When i doing the Exercise 2 - initialize_parameters_random
in DLS C2W1 Initialization
, it requires to initialize the weights to large random values (scaled by *10) and your biases to zero. And the result of it is:
On the train set:
Accuracy: 0.83
On the test set:
Accuracy: 0.86
But when I trying a small random value(scaled by *0.01)the result turn to bad:
On the train set:
Accuracy: 0.4633333333333333
On the test set:
Accuracy: 0.48
To figure out why it works like that, i tried scaled by 1 and 0.1.
only scaled by 1 and upper make right classification.
Why?
I remeber in previous practise the wight should initialization with np.random.randn(shape) * 0.01
Is there someone help me figure out the reason? I will appreciate very much.
In this lab, they are trying to see the difference between different types of weight initializations. Now, the weights every pass of the training they change right, with enough iterations and hopefully a good local optima is achieved.
But if the start of the weights is bad it will take many iterations and hopefully the process doesnt get stuck on a “not so good” local optima. Therefore they are suggesting weights of 10 times the normal distribution, probably these weights converge faster to a good optima that is why!
1 Like
That graph of the cost displayed is misleading I think.
PyPlot automatically rescales the plot vertically to show movement, but y values (the cost) is probably barely moving at all.
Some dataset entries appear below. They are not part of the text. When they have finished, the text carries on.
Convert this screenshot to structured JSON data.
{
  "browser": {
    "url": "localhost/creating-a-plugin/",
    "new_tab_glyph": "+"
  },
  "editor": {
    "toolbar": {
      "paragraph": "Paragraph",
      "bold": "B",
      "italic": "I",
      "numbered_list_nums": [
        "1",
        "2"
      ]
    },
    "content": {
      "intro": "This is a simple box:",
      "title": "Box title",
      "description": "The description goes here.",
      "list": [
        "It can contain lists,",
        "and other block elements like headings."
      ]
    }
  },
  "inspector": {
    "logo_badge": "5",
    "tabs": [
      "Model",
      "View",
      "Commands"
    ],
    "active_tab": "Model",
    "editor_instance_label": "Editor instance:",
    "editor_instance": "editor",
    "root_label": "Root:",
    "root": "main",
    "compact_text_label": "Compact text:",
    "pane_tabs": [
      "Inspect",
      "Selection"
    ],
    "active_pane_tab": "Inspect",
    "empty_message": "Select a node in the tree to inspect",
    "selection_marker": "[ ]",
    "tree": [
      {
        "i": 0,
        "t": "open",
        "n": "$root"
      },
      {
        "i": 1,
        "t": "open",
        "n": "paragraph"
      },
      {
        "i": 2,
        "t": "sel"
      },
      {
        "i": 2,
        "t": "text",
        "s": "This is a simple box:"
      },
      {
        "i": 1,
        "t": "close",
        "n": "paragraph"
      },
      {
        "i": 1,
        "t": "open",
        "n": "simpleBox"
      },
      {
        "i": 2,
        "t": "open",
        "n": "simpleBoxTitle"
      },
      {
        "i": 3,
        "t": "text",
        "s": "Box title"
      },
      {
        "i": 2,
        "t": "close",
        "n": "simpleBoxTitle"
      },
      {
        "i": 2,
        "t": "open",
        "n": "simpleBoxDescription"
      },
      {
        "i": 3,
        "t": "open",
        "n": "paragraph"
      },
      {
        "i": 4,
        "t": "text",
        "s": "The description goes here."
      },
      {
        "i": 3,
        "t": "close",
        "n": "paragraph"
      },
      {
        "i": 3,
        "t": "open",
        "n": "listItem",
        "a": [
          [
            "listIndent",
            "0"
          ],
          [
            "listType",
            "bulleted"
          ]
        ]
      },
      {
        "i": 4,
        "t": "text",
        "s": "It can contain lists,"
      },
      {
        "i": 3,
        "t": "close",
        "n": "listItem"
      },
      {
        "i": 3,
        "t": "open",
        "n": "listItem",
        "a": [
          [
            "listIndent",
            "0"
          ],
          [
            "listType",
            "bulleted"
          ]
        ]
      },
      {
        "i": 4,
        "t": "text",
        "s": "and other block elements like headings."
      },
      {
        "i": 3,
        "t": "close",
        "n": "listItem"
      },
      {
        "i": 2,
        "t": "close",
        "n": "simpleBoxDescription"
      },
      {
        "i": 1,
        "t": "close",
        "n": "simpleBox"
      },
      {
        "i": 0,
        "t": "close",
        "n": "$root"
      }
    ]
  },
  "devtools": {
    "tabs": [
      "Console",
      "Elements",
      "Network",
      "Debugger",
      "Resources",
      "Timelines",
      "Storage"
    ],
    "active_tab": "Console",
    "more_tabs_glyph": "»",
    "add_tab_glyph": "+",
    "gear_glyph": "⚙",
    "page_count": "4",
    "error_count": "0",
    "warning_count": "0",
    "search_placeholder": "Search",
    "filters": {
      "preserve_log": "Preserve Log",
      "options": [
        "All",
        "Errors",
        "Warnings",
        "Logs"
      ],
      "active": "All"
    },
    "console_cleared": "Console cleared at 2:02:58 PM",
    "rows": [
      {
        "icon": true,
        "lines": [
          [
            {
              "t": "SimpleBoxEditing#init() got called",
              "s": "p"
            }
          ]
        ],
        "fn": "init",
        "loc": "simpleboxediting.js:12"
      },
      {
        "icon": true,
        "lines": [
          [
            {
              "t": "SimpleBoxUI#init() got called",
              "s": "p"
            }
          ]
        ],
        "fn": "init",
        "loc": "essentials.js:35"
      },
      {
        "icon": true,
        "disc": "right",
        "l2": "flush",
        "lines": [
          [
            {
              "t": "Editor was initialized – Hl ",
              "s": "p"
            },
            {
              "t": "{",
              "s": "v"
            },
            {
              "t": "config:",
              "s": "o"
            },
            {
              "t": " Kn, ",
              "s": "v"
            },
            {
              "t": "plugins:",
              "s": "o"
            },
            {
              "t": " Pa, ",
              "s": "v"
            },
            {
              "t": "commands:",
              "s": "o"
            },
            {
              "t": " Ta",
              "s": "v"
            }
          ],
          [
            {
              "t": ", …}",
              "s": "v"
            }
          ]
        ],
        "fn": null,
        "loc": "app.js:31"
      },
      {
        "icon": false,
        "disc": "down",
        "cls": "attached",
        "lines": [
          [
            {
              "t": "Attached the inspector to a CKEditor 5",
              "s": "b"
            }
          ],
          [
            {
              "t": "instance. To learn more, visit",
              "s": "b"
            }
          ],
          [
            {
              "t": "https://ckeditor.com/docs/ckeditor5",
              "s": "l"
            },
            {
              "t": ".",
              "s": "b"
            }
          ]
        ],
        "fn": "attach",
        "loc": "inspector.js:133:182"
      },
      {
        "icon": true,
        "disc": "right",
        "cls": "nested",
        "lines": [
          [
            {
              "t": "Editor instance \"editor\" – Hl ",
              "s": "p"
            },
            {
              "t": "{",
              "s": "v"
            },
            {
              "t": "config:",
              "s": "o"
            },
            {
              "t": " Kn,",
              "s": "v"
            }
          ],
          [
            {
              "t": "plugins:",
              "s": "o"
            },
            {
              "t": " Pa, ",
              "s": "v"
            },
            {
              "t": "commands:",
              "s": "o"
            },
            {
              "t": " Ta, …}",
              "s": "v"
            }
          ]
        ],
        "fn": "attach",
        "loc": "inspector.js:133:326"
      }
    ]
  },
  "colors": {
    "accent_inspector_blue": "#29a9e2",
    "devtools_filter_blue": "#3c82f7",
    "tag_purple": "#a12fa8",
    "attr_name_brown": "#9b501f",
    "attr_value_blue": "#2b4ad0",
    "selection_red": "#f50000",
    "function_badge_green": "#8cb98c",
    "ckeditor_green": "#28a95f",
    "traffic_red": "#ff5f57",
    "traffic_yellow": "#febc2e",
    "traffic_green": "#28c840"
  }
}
The value on the top left of the plot is the scale I think.
Try this plotter:
def plot2(costs, learning_rate):
plt.plot(costs, marker='o', linestyle='-')
plt.ylim(min(costs) - 1e-10, max(costs) + 1e-10)
plt.ticklabel_format(style='plain', axis='y') # Avoid scientific notation
plt.ylabel("cost")
plt.xlabel('iterations (per hundreds)')
plt.title("Learning rate =" + str(learning_rate))
ax = plt.gca()
ax.yaxis.set_major_formatter(ScalarFormatter(useOffset=False))
plt.grid(True)
plt.show()
Note that for small weights, the gradients will be small as they will be elementwise multiplied by the uniformly small Z’s, several times in case of a deep NN (that should be “the problem of vanishing gradients”). The A’s will be ~1 (or either 0 or 1 in case of ReLU) as the Z’s will be near 0 but that won’t change anything. Nothing will move particularly fast. You will have to crank up the number of iterations or the learning rate.